The U.S. companies SpaceX, an aerospace startup, and Uber Technologies, a telecoms outfit, each received $1 billion in the first quarter, the former in an unspecified financing round and the latter in a Series E round.

The following entrepreneurial companies rounded out the 10 biggest deals in the first quarter:

  • Aduro BioTech (U.S.)—pharmaceuticals, Series E, $750 million
  • Meituan.com (China)—Internet, Series D, $700 million
  • Meizu Telecom Equipment Co. (China)—telecoms, unspecified round, $650 million
  • Kuaidi Dache (China)—telecoms, Series D, $600 million
  • One97 Communications (India)—Internet, unspecified round, $575 million
  • Delivery Hero (Germany)—Internet, unspecified round, $568 million
  • Lyft (U.S.)—Internet, Series E, $530 million
  • Shanghai Lujiazui Int'l Financial Asset Exchange (China)—financial services, unspecified round, $483 million

Preqin reported that the trade sale of Auspex Pharmaceuticals to Teva Pharmaceuticals for $3.2 billion was largest exit from venture capital investments during the first quarter.

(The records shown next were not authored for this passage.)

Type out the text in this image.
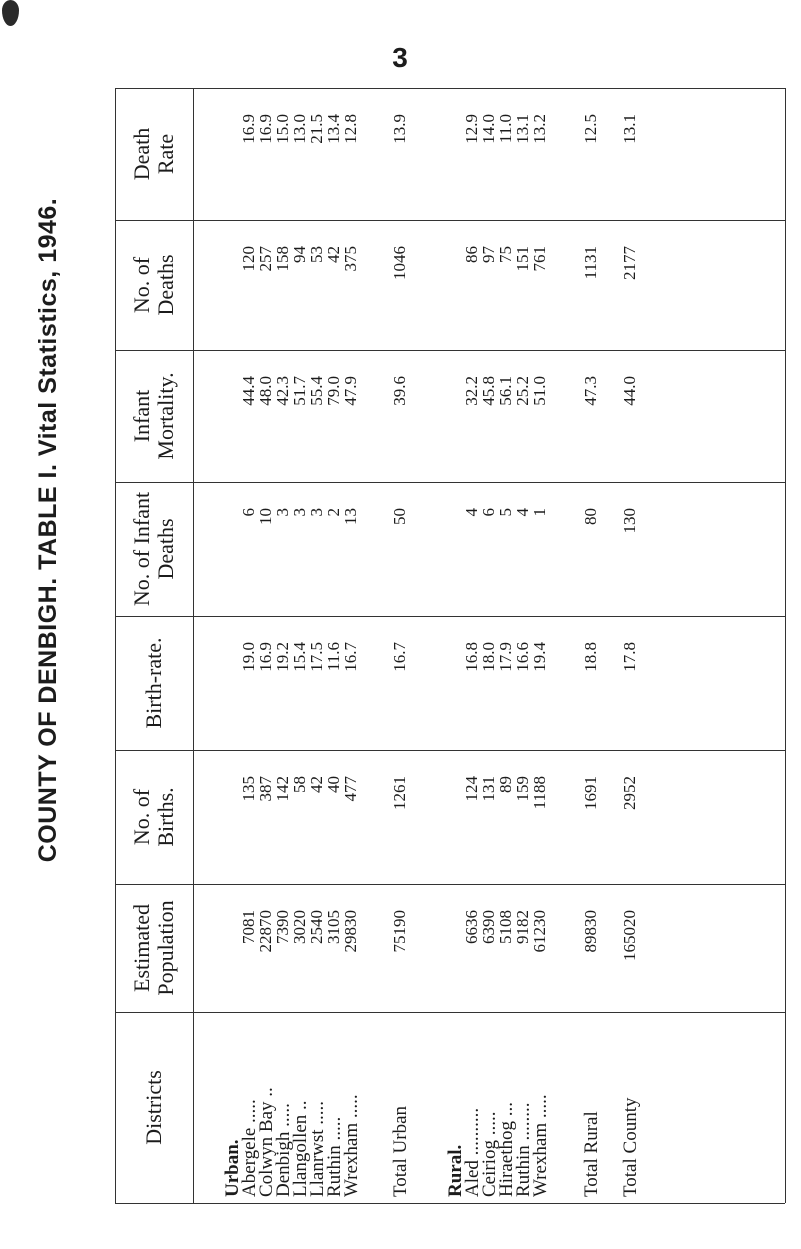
3
COUNTY OF DENBIGH. TABLE I. Vital Statistics, 1946.
Death Rate
No. of Deaths
Infant Mortality.
No. of Infant Deaths
Birth-rate.
No. of Births.
Estimated Population
Districts
Urban.
16.9
120
44.4
6
19.0
135
7081
Abergele .....
16.9
257
48.0
10
16.9
387
22870
Colwyn Bay ..
15.0
158
42.3
3
19.2
142
7390
Denbigh .....
13.0
94
51.7
3
15.4
58
3020
Llangollen ..
21.5
53
55.4
3
17.5
42
2540
Llanrwst .....
13.4
42
79.0
2
11.6
40
3105
Ruthin .....
12.8
375
47.9
13
16.7
477
29830
Wrexham .....
13.9
1046
39.6
50
16.7
1261
75190
Total Urban Rural.
12.9
86
32.2
4
16.8
124
6636
Aled ..........
14.0
97
45.8
6
18.0
131
6390
Ceiriog .....
11.0
75
56.1
5
17.9
89
5108
Hiraethog ...
13.1
151
25.2
4
16.6
159
9182
Ruthin ........
13.2
761
51.0
1
19.4
1188
61230
Wrexham .....
12.5
1131
47.3
80
18.8
1691
89830
Total Rural
13.1
2177
44.0
130
17.8
2952
165020
Total County
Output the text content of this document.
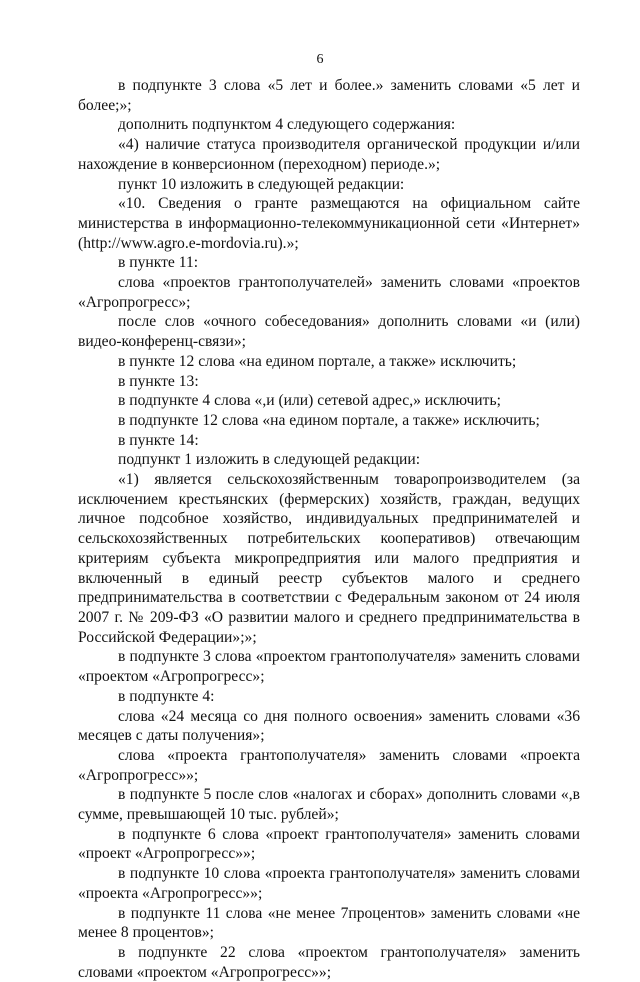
6

в подпункте 3 слова «5 лет и более.» заменить словами «5 лет и более;»;

дополнить подпунктом 4 следующего содержания:

«4) наличие статуса производителя органической продукции и/или нахождение в конверсионном (переходном) периоде.»;

пункт 10 изложить в следующей редакции:

«10. Сведения о гранте размещаются на официальном сайте министерства в информационно-телекоммуникационной сети «Интернет» (http://www.agro.e-mordovia.ru).»;

в пункте 11:

слова «проектов грантополучателей» заменить словами «проектов «Агропрогресс»;

после слов «очного собеседования» дополнить словами «и (или) видео-конференц-связи»;

в пункте 12 слова «на едином портале, а также» исключить;

в пункте 13:

в подпункте 4 слова «,и (или) сетевой адрес,» исключить;

в подпункте 12 слова «на едином портале, а также» исключить;

в пункте 14:

подпункт 1 изложить в следующей редакции:

«1) является сельскохозяйственным товаропроизводителем (за исключением крестьянских (фермерских) хозяйств, граждан, ведущих личное подсобное хозяйство, индивидуальных предпринимателей и сельскохозяйственных потребительских кооперативов) отвечающим критериям субъекта микропредприятия или малого предприятия и включенный в единый реестр субъектов малого и среднего предпринимательства в соответствии с Федеральным законом от 24 июля 2007 г. № 209-ФЗ «О развитии малого и среднего предпринимательства в Российской Федерации»;»;

в подпункте 3 слова «проектом грантополучателя» заменить словами «проектом «Агропрогресс»;

в подпункте 4:

слова «24 месяца со дня полного освоения» заменить словами «36 месяцев с даты получения»;

слова «проекта грантополучателя» заменить словами «проекта «Агропрогресс»»;

в подпункте 5 после слов «налогах и сборах» дополнить словами «,в сумме, превышающей 10 тыс. рублей»;

в подпункте 6 слова «проект грантополучателя» заменить словами «проект «Агропрогресс»»;

в подпункте 10 слова «проекта грантополучателя» заменить словами «проекта «Агропрогресс»»;

в подпункте 11 слова «не менее 7процентов» заменить словами «не менее 8 процентов»;

в подпункте 22 слова «проектом грантополучателя» заменить словами «проектом «Агропрогресс»»;
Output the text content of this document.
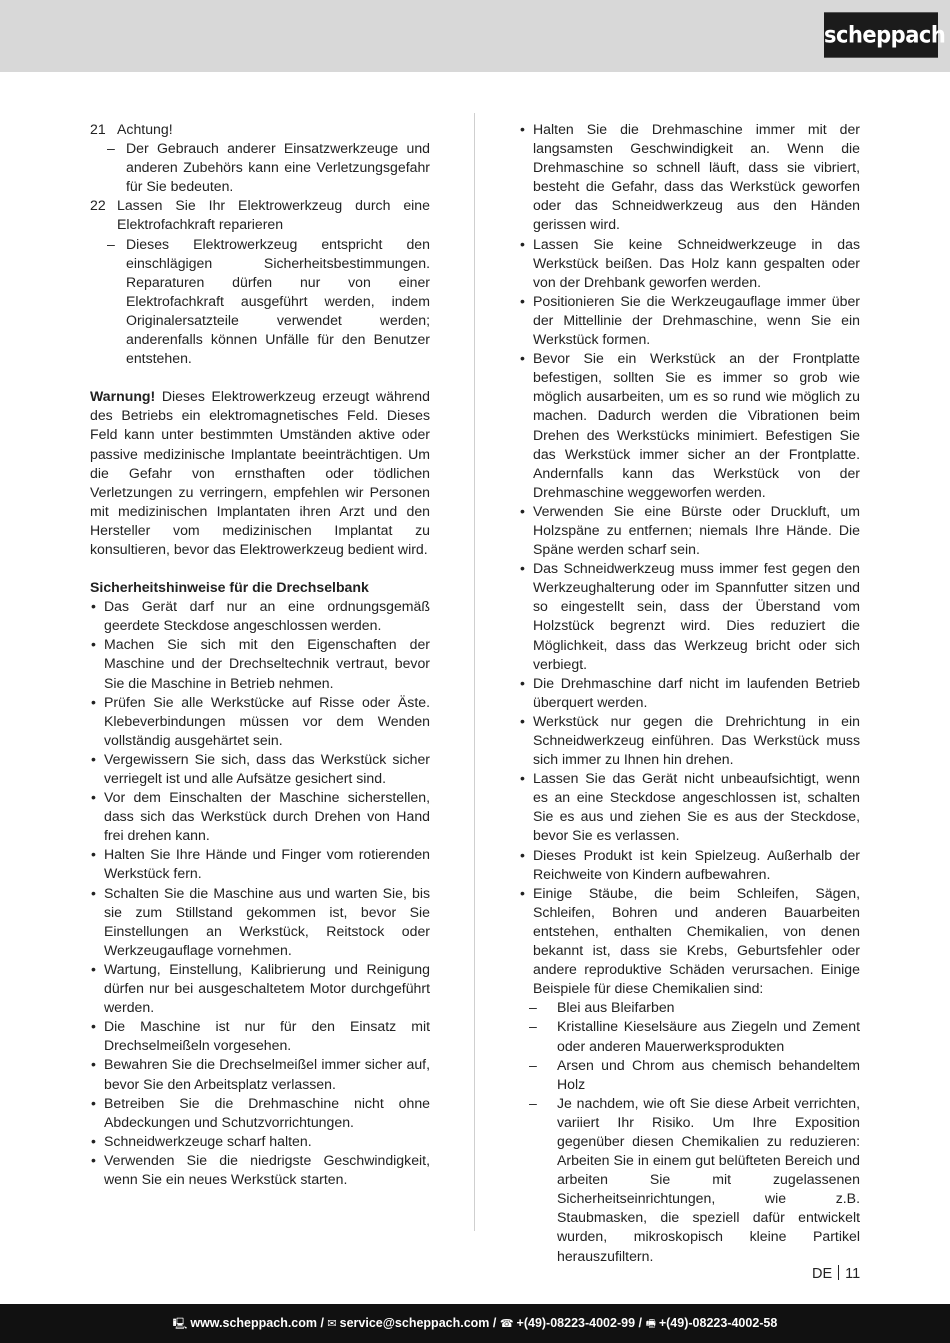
scheppach
21 Achtung!
– Der Gebrauch anderer Einsatzwerkzeuge und anderen Zubehörs kann eine Verletzungsgefahr für Sie bedeuten.
22 Lassen Sie Ihr Elektrowerkzeug durch eine Elektrofachkraft reparieren
– Dieses Elektrowerkzeug entspricht den einschlägigen Sicherheitsbestimmungen. Reparaturen dürfen nur von einer Elektrofachkraft ausgeführt werden, indem Originalersatzteile verwendet werden; anderenfalls können Unfälle für den Benutzer entstehen.

Warnung! Dieses Elektrowerkzeug erzeugt während des Betriebs ein elektromagnetisches Feld. Dieses Feld kann unter bestimmten Umständen aktive oder passive medizinische Implantate beeinträchtigen. Um die Gefahr von ernsthaften oder tödlichen Verletzungen zu verringern, empfehlen wir Personen mit medizinischen Implantaten ihren Arzt und den Hersteller vom medizinischen Implantat zu konsultieren, bevor das Elektrowerkzeug bedient wird.

Sicherheitshinweise für die Drechselbank
• Das Gerät darf nur an eine ordnungsgemäß geerdete Steckdose angeschlossen werden.
• Machen Sie sich mit den Eigenschaften der Maschine und der Drechseltechnik vertraut, bevor Sie die Maschine in Betrieb nehmen.
• Prüfen Sie alle Werkstücke auf Risse oder Äste. Klebeverbindungen müssen vor dem Wenden vollständig ausgehärtet sein.
• Vergewissern Sie sich, dass das Werkstück sicher verriegelt ist und alle Aufsätze gesichert sind.
• Vor dem Einschalten der Maschine sicherstellen, dass sich das Werkstück durch Drehen von Hand frei drehen kann.
• Halten Sie Ihre Hände und Finger vom rotierenden Werkstück fern.
• Schalten Sie die Maschine aus und warten Sie, bis sie zum Stillstand gekommen ist, bevor Sie Einstellungen an Werkstück, Reitstock oder Werkzeugauflage vornehmen.
• Wartung, Einstellung, Kalibrierung und Reinigung dürfen nur bei ausgeschaltetem Motor durchgeführt werden.
• Die Maschine ist nur für den Einsatz mit Drechselmeißeln vorgesehen.
• Bewahren Sie die Drechselmeißel immer sicher auf, bevor Sie den Arbeitsplatz verlassen.
• Betreiben Sie die Drehmaschine nicht ohne Abdeckungen und Schutzvorrichtungen.
• Schneidwerkzeuge scharf halten.
• Verwenden Sie die niedrigste Geschwindigkeit, wenn Sie ein neues Werkstück starten.
• Halten Sie die Drehmaschine immer mit der langsamsten Geschwindigkeit an. Wenn die Drehmaschine so schnell läuft, dass sie vibriert, besteht die Gefahr, dass das Werkstück geworfen oder das Schneidwerkzeug aus den Händen gerissen wird.
• Lassen Sie keine Schneidwerkzeuge in das Werkstück beißen. Das Holz kann gespalten oder von der Drehbank geworfen werden.
• Positionieren Sie die Werkzeugauflage immer über der Mittellinie der Drehmaschine, wenn Sie ein Werkstück formen.
• Bevor Sie ein Werkstück an der Frontplatte befestigen, sollten Sie es immer so grob wie möglich ausarbeiten, um es so rund wie möglich zu machen. Dadurch werden die Vibrationen beim Drehen des Werkstücks minimiert. Befestigen Sie das Werkstück immer sicher an der Frontplatte. Andernfalls kann das Werkstück von der Drehmaschine weggeworfen werden.
• Verwenden Sie eine Bürste oder Druckluft, um Holzspäne zu entfernen; niemals Ihre Hände. Die Späne werden scharf sein.
• Das Schneidwerkzeug muss immer fest gegen den Werkzeughalterung oder im Spannfutter sitzen und so eingestellt sein, dass der Überstand vom Holzstück begrenzt wird. Dies reduziert die Möglichkeit, dass das Werkzeug bricht oder sich verbiegt.
• Die Drehmaschine darf nicht im laufenden Betrieb überquert werden.
• Werkstück nur gegen die Drehrichtung in ein Schneidwerkzeug einführen. Das Werkstück muss sich immer zu Ihnen hin drehen.
• Lassen Sie das Gerät nicht unbeaufsichtigt, wenn es an eine Steckdose angeschlossen ist, schalten Sie es aus und ziehen Sie es aus der Steckdose, bevor Sie es verlassen.
• Dieses Produkt ist kein Spielzeug. Außerhalb der Reichweite von Kindern aufbewahren.
• Einige Stäube, die beim Schleifen, Sägen, Schleifen, Bohren und anderen Bauarbeiten entstehen, enthalten Chemikalien, von denen bekannt ist, dass sie Krebs, Geburtsfehler oder andere reproduktive Schäden verursachen. Einige Beispiele für diese Chemikalien sind:
–	Blei aus Bleifarben
–	Kristalline Kieselsäure aus Ziegeln und Zement oder anderen Mauerwerksprodukten
–	Arsen und Chrom aus chemisch behandeltem Holz
–	Je nachdem, wie oft Sie diese Arbeit verrichten, variiert Ihr Risiko. Um Ihre Exposition gegenüber diesen Chemikalien zu reduzieren: Arbeiten Sie in einem gut belüfteten Bereich und arbeiten Sie mit zugelassenen Sicherheitseinrichtungen, wie z.B. Staubmasken, die speziell dafür entwickelt wurden, mikroskopisch kleine Partikel herauszufiltern.
DE 11
🖳 www.scheppach.com / ✉ service@scheppach.com / ☎ +(49)-08223-4002-99 / 🖷 +(49)-08223-4002-58
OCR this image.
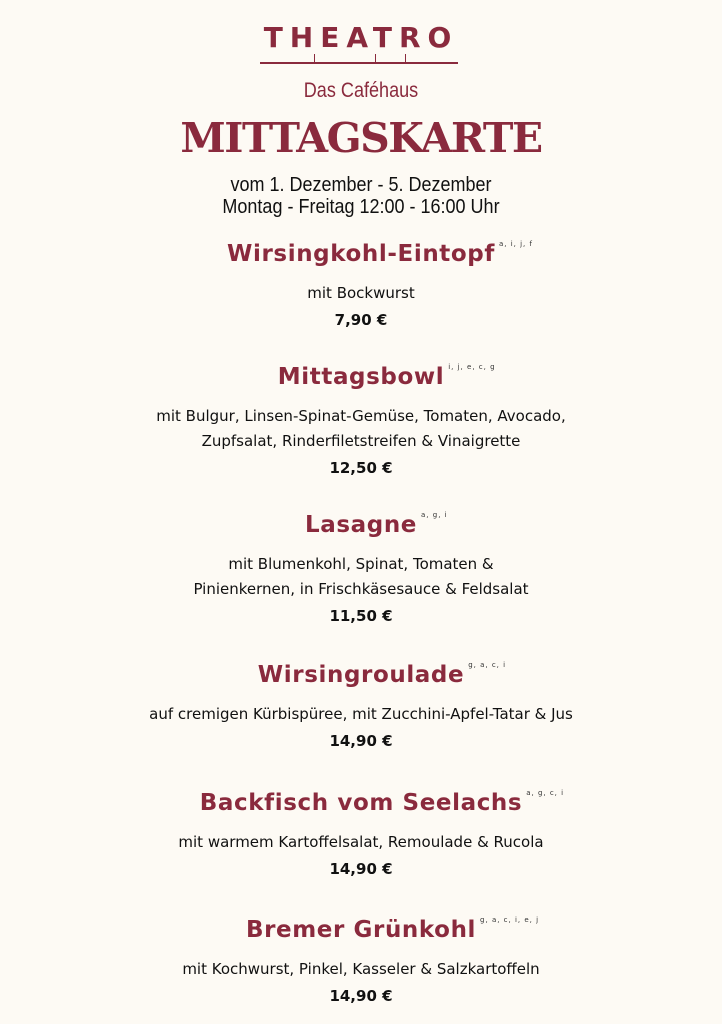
THEATRO
Das Caféhaus
MITTAGSKARTE
vom 1. Dezember - 5. Dezember
Montag - Freitag 12:00 - 16:00 Uhr
Wirsingkohl-Eintopf a, i, j, f
mit Bockwurst
7,90 €
Mittagsbowl i, j, e, c, g
mit Bulgur, Linsen-Spinat-Gemüse, Tomaten, Avocado,
Zupfsalat, Rinderfiletstreifen & Vinaigrette
12,50 €
Lasagne a, g, i
mit Blumenkohl, Spinat, Tomaten &
Pinienkernen, in Frischkäsesauce & Feldsalat
11,50 €
Wirsingroulade g, a, c, i
auf cremigen Kürbispüree, mit Zucchini-Apfel-Tatar & Jus
14,90 €
Backfisch vom Seelachs a, g, c, i
mit warmem Kartoffelsalat, Remoulade & Rucola
14,90 €
Bremer Grünkohl g, a, c, i, e, j
mit Kochwurst, Pinkel, Kasseler & Salzkartoffeln
14,90 €
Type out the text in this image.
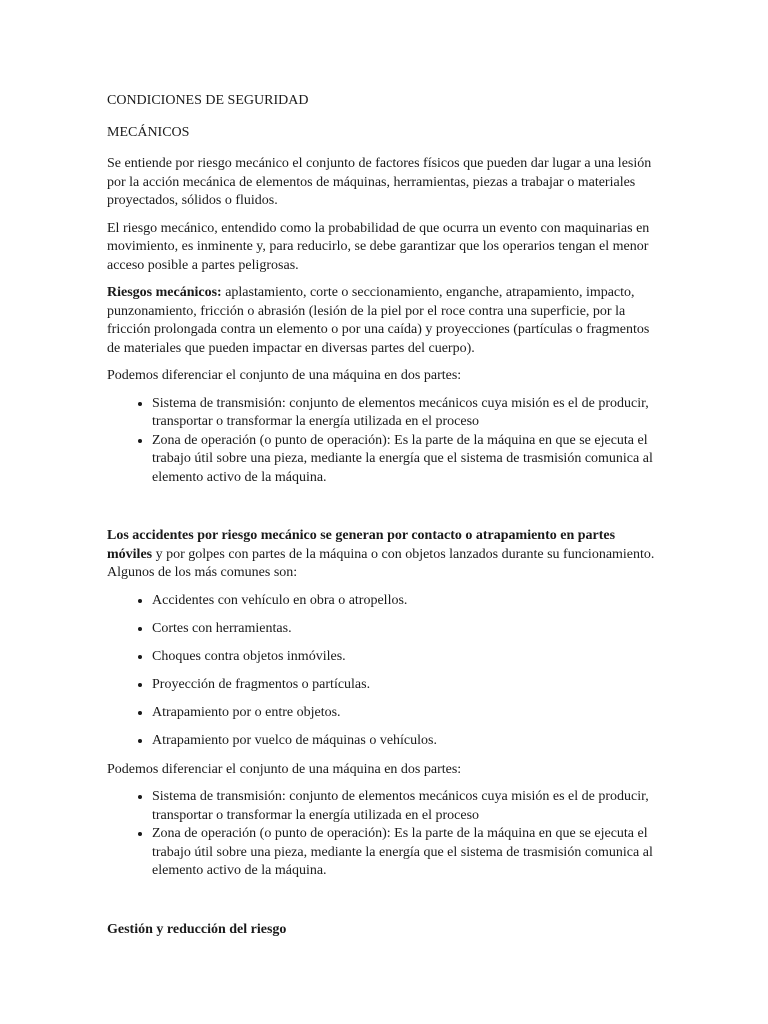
CONDICIONES DE SEGURIDAD

MECÁNICOS

Se entiende por riesgo mecánico el conjunto de factores físicos que pueden dar lugar a una lesión por la acción mecánica de elementos de máquinas, herramientas, piezas a trabajar o materiales proyectados, sólidos o fluidos.

El riesgo mecánico, entendido como la probabilidad de que ocurra un evento con maquinarias en movimiento, es inminente y, para reducirlo, se debe garantizar que los operarios tengan el menor acceso posible a partes peligrosas.

Riesgos mecánicos: aplastamiento, corte o seccionamiento, enganche, atrapamiento, impacto, punzonamiento, fricción o abrasión (lesión de la piel por el roce contra una superficie, por la fricción prolongada contra un elemento o por una caída) y proyecciones (partículas o fragmentos de materiales que pueden impactar en diversas partes del cuerpo).

Podemos diferenciar el conjunto de una máquina en dos partes:

• Sistema de transmisión: conjunto de elementos mecánicos cuya misión es el de producir, transportar o transformar la energía utilizada en el proceso
• Zona de operación (o punto de operación): Es la parte de la máquina en que se ejecuta el trabajo útil sobre una pieza, mediante la energía que el sistema de trasmisión comunica al elemento activo de la máquina.

Los accidentes por riesgo mecánico se generan por contacto o atrapamiento en partes móviles y por golpes con partes de la máquina o con objetos lanzados durante su funcionamiento. Algunos de los más comunes son:

• Accidentes con vehículo en obra o atropellos.
• Cortes con herramientas.
• Choques contra objetos inmóviles.
• Proyección de fragmentos o partículas.
• Atrapamiento por o entre objetos.
• Atrapamiento por vuelco de máquinas o vehículos.

Podemos diferenciar el conjunto de una máquina en dos partes:

• Sistema de transmisión: conjunto de elementos mecánicos cuya misión es el de producir, transportar o transformar la energía utilizada en el proceso
• Zona de operación (o punto de operación): Es la parte de la máquina en que se ejecuta el trabajo útil sobre una pieza, mediante la energía que el sistema de trasmisión comunica al elemento activo de la máquina.

Gestión y reducción del riesgo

The report calculated that venture capital currently available for investments was $132 billion, up $11 billion from the start of the year.

"Managers have significant amounts of capital to deploy, and with many innovative companies vying for investment worldwide, deal activity is likely to remain strong in 2015," Christopher Elvin, Preqin's head of private equity products, said in a statement.

"Yet with the average size of deals growing significantly, there might be slight concerns that valuations for potential investment are becoming inflated."